By 1962, Lempert was in trouble with the Internal Revenue Service. He slowly slipped into a deep depression followed by an early form of dementia. He was institutionalized in 1963 and died on December 14, 1968. A memorial service was held for him on January 5, 1969. Almost all of the surgeons whom Lempert trained came to honor their mentor.
The list of surgeons who were influenced by Lempert is impressive. Most went on to become famous in their own right and trained a whole generation of young otologist. George Shambaugh, Jr. was one of Lempert’s first students. He was associated with Northwestern University in Chicago and authored a classic text on surgery of the ear. It is still in print.
Howard House trained with Lempert in 1940. Dr. House founded the famous House Ear Clinic and the House Research Institute in Los Angeles. He trained numerous young doctors over the years and his younger brother, William F. House, developed the first Cochlear Implant.
Tom Rambo of the “Rambo Procedure” practiced with Lempert before Lempert began to deteriorate. He like all of Lempert’s students gravitated to the stapedectomy operation of Shea.
Gordon Hoople became the chief of service at John Hopkins University.
Shirley Baron developed a successful otologic practice in San Francisco and was associated with the University of California in that city.
Philip Meltzer worked at the Massachusetts Eye and Ear Infirmary and trained many residents in the principals of ear surgery.
Richard Bellukei was associated with the Manhattan Eye and Ear Infirmary and was an inventive surgeon who developed several surgical instruments that still bear his name.
Harry Rosenwasser worked in New York City and was the first surgeon to describe the glomus tumor of the middle ear.
Michael Kos was the residing otologist at the University of Iowa in Iowa City.
Two research doctors who worked closely with Lempert were Merle Lawrence and Dorothy Wolf. Both of these individuals made countless basic science discoveries related to the ear.

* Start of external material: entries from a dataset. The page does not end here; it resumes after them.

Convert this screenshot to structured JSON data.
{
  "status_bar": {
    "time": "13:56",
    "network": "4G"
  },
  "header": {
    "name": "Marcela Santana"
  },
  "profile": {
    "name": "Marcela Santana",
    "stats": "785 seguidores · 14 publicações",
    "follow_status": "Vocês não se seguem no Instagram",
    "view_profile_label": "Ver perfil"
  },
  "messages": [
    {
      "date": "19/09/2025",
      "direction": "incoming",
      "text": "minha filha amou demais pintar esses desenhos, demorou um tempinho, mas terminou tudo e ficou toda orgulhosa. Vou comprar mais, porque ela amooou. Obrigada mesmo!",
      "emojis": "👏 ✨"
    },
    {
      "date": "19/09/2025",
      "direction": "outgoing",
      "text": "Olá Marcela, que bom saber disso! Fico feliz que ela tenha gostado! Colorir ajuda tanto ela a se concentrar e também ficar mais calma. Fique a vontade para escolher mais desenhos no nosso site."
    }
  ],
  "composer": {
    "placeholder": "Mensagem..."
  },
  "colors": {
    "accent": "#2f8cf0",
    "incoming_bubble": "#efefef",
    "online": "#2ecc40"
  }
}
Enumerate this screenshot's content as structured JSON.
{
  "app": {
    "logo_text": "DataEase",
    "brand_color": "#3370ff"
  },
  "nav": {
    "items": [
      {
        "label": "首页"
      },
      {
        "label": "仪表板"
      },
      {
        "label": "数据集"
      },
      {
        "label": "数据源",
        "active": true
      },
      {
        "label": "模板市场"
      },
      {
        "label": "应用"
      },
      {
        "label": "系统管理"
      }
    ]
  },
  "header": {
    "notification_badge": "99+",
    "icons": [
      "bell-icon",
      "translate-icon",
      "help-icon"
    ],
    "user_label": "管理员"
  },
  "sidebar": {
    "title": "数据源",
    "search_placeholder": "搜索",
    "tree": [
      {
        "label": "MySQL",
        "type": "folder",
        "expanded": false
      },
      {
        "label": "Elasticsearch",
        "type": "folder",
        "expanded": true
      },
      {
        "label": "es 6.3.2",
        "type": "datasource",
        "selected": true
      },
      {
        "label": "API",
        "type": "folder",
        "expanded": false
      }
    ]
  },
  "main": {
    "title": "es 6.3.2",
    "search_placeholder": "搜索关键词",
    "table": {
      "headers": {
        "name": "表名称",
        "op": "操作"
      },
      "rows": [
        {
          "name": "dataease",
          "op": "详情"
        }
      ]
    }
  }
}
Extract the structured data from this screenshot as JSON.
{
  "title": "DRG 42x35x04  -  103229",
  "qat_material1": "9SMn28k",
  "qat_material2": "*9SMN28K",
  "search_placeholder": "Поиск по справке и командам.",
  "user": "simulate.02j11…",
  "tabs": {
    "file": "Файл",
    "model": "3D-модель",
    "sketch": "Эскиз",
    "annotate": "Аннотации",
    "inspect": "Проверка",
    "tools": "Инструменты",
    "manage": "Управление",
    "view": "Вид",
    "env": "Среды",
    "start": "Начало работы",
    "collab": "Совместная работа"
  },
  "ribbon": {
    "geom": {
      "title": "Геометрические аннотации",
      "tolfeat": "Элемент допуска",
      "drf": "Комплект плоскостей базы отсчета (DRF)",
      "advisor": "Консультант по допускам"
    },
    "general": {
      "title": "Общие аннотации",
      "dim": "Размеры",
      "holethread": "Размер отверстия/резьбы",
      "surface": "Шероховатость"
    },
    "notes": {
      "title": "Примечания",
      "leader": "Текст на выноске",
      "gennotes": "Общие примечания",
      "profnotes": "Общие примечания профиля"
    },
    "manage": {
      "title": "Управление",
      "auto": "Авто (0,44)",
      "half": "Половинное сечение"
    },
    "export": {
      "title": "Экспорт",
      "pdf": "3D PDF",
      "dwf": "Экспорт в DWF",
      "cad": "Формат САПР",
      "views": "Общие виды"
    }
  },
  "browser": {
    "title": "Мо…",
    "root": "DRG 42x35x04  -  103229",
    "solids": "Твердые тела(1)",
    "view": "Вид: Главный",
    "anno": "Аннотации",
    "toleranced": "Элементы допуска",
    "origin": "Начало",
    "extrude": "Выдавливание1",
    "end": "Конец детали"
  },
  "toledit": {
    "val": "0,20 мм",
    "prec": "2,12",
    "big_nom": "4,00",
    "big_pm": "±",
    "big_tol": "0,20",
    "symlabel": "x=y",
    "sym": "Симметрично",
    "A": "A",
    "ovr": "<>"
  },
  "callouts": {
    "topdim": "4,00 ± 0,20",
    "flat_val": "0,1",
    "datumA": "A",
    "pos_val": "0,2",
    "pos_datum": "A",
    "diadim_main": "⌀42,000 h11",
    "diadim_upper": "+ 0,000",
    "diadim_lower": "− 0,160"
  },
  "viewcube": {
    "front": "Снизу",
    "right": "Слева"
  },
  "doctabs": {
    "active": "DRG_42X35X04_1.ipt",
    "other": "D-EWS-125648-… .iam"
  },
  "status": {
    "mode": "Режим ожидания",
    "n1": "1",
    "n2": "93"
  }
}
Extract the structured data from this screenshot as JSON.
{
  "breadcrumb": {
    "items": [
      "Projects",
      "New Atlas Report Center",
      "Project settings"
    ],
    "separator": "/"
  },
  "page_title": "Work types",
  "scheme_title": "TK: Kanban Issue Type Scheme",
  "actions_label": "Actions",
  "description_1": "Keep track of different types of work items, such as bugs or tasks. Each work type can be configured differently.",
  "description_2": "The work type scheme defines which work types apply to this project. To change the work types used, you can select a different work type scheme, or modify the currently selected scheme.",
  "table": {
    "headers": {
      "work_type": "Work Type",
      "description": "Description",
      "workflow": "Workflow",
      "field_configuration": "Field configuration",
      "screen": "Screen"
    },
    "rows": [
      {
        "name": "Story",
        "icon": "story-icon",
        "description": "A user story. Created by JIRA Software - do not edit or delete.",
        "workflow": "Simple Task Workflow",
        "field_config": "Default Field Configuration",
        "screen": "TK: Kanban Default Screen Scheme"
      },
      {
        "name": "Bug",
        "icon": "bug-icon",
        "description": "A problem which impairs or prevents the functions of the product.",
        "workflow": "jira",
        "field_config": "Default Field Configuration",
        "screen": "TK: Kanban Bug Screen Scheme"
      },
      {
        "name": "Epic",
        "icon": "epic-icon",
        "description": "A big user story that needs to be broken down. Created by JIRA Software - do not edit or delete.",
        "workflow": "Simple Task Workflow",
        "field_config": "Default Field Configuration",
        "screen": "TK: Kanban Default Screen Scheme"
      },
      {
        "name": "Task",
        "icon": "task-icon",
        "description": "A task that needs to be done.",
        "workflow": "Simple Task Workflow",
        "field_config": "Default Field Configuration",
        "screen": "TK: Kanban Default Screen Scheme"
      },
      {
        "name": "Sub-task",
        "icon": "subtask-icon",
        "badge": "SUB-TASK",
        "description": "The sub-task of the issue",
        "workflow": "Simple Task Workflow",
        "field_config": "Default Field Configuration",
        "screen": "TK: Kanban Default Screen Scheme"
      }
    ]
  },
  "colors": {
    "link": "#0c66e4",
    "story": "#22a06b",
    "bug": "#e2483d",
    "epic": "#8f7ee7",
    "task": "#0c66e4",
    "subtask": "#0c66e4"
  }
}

Julius Lempert’s contributions to otology were numerous. He developed the one stage fenestration operation for otosclerosis and proved it was safe to operate on the inner ear to improve hearing. He introduced the dental drill for mastoidectomy. As a precursor to the operating microscope, he employed a bright headlight and magnifying loops so he could see well.
Lempert shared his knowledge and trained a whole generation of temporal bone surgeons, many of whom trained the next generation. He made some of the first motion pictures of ear, nose, and throat surgery and was instrumental in the founding of the Deafness Research Foundation.
Julius Lempert received many awards. He was given the Award of Merit of the American Otological Society although never admitted to the organization. He won the Gold Metal Award of the American Medical Association, an honorary M. D. from the Karolinska Institute in Stockholm, and the Royal Order of Vasa Knighthood First Class bestowed by the King of Sweden. He became a fellow of the New York Academy of Science.
The Brazilian government awarded him the Cruzeiro do Sul and the International College of Surgeons bestowed the Edwon and Hanna Speidel Award. He was given a citation by the United States Department of Defense and made an Honorary Fellow of the Society of Military Otolaryngologists.
This poorly trained physician went on to become the most famous otologic surgeon in the world, and was written up in many newspapers and magazines such as the Reader’s Digest. Patients from the United States and Europe traveled to his hospital for treatment.
What makes Lempert’s story unique are the many obstacles he had to overcome to reach the status of world-renowned otologist. He went to a third-rate medical school and had no formal training in the diagnosis and treatment of ear, nose, and throat problems. He was basically a general practitioner. He was Jewish in an era of rampant anti-Semitism. He had no financial backing, was dirt poor, and jumpstarted his practice by splitting fees.
Yet, by any measure, he was the father of modern otology.